"Soon every lupin in the land, Will be in his mighty hand. He steals them from the rich, And gives them to the poor."*
I don't pretend to understand everything about Megaupload. In fact. I don't pretend to understand a lot. I know that, the other day, the Internet equivalents of the corner mom and pop - Google and Wikipedia - threatened to hold their breath until they turned blue if Congress restricted their access to...access or something. Having grown up in the vinyl era of music distribution, I'm aware that awful, evil, ruthless tycoon types conspire to make me buy stupid songs on an album with one great tune. Those charlatans had to be dragged kicking and screaming into the era of single-track downloads. I get that.
So when a person comes along who wants to fight for us little guys (and gals) and hold the conglomorates' tootsies to the blowtorch there is a side of me that roots for our champion. Until I read the story.
Are you kidding me? According to news stories, this overstuffed (alleged) thief's humble abode was entered by New Zealand cops armed with warrants. He refused them entry. Then he hid in a closet (I don't care what you call a panic room, it's still a closet). They hooked his used car - make that cars, and seized a bunch of other stuff. The big guy and his gang went to jail, at least for now, as international authorities unravelled a spider web of offices around the world. His response? The people who own the rights to these copyrights are greedy, and behind the times.
Wow. No suspect has ever blamed the victim before. This must be one smart guy.
Of course, self interest grabs one's attention like nothing else.
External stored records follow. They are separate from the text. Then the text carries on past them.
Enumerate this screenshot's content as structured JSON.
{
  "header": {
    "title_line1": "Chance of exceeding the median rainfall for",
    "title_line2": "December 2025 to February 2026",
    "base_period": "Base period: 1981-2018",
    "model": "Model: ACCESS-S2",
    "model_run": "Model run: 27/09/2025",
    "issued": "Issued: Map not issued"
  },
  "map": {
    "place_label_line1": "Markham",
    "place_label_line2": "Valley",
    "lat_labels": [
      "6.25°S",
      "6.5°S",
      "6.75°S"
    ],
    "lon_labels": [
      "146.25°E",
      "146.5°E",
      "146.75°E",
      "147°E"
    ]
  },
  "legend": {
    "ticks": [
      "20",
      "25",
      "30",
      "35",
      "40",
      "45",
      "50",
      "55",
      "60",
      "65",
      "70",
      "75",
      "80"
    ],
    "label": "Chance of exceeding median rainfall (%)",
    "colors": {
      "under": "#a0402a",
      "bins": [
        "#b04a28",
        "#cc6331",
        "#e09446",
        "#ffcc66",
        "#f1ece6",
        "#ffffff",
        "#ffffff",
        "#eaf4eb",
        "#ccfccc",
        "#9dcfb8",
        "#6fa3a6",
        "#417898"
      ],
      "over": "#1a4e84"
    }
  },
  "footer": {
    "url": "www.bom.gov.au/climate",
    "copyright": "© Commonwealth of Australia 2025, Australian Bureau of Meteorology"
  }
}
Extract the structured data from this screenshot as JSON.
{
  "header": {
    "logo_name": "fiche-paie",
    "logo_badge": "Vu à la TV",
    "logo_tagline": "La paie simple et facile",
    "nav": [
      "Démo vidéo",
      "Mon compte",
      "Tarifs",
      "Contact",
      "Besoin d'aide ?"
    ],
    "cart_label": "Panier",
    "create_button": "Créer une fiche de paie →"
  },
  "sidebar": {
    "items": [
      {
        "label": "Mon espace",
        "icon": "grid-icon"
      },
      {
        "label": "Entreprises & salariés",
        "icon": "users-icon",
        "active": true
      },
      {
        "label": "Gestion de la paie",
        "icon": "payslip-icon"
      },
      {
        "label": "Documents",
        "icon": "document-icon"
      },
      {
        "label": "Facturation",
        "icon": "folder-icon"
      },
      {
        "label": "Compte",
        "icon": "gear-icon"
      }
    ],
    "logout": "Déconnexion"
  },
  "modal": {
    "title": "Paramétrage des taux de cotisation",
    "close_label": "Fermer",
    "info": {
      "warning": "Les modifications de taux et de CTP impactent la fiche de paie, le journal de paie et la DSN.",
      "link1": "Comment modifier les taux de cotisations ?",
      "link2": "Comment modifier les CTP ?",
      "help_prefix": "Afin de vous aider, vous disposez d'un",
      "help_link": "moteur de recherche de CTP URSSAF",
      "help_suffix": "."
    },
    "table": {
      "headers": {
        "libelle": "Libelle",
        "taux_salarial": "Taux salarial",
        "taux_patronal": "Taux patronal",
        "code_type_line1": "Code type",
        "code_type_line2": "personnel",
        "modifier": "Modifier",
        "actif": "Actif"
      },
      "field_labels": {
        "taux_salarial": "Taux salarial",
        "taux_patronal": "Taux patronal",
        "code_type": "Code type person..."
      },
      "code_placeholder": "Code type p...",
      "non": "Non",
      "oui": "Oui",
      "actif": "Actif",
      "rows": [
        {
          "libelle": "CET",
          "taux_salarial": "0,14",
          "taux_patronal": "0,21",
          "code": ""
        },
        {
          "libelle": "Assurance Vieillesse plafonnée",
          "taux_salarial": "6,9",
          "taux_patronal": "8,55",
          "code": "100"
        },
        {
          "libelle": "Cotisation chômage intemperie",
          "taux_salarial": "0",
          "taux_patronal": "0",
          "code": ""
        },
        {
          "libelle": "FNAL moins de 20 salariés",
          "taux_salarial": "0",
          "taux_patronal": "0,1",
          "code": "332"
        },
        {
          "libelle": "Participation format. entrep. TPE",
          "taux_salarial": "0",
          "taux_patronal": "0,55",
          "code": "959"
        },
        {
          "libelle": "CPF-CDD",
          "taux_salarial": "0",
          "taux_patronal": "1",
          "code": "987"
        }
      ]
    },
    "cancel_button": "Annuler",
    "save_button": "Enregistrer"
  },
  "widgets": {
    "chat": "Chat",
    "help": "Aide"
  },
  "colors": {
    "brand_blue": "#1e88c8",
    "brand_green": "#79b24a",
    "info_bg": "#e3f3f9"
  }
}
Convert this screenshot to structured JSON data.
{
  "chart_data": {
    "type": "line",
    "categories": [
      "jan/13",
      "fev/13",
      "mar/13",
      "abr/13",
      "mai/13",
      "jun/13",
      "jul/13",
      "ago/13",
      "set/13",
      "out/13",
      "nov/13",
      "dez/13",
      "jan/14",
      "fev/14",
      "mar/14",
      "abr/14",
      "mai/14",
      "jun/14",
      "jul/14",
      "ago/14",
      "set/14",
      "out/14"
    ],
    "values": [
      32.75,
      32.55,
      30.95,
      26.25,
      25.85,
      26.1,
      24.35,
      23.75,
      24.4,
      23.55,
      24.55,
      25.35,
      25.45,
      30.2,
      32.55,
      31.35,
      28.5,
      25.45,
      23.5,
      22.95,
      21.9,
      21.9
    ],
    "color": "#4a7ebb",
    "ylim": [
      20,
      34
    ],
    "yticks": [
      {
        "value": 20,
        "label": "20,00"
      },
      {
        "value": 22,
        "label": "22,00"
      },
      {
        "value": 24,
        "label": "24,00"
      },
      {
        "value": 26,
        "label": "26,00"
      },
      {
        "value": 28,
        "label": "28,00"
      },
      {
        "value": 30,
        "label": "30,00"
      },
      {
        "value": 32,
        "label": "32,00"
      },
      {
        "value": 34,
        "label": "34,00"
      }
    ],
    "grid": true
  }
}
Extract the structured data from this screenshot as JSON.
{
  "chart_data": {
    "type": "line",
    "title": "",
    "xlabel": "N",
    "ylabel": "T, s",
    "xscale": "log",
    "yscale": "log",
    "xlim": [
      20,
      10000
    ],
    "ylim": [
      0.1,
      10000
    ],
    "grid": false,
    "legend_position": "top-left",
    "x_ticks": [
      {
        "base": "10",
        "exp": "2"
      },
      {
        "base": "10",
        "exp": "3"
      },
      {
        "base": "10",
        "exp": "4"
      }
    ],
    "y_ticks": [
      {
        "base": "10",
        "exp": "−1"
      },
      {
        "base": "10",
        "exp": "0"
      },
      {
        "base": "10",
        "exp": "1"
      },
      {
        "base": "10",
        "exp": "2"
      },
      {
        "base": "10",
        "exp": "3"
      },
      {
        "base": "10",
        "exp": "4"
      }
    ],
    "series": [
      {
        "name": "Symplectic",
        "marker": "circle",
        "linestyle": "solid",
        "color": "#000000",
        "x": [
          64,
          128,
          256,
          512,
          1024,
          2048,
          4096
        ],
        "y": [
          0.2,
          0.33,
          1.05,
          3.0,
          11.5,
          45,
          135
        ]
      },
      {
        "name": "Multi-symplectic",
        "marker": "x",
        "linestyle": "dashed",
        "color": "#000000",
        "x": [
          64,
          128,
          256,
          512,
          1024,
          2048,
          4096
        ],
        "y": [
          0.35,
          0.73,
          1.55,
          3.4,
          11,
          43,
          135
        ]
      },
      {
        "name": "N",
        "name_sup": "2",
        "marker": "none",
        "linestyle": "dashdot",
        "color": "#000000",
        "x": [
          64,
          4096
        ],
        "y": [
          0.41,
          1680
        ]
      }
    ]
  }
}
I have two copyrighted literary works (as opposed to literate - as in literature) for sale which can be (or have been, depending on who you believe) pirated. I may get a lousy two bucks per copy, but after five years of work I'd like to take my long-suffering wife out for dinner. In short, I have two dogs in this fight. But I've hedged my bet by keeping my day job.
This evolving battle will not be won by princes of gluttony, any more than we can expect Congress to have any idea what to do. This will take decades of treaties, police work and court battles before anything approaching stability is reached. Until then - let's not make heroes out of narcissists who hide behind empty man-of-the-people expressions and then flee in a corporate jet to a 24 million dollar estate.
He ain't Errol Flynn.
*Monty Python's Flying Circus, (episode 37; aired 4 January 1973; recorded 17 April 1972).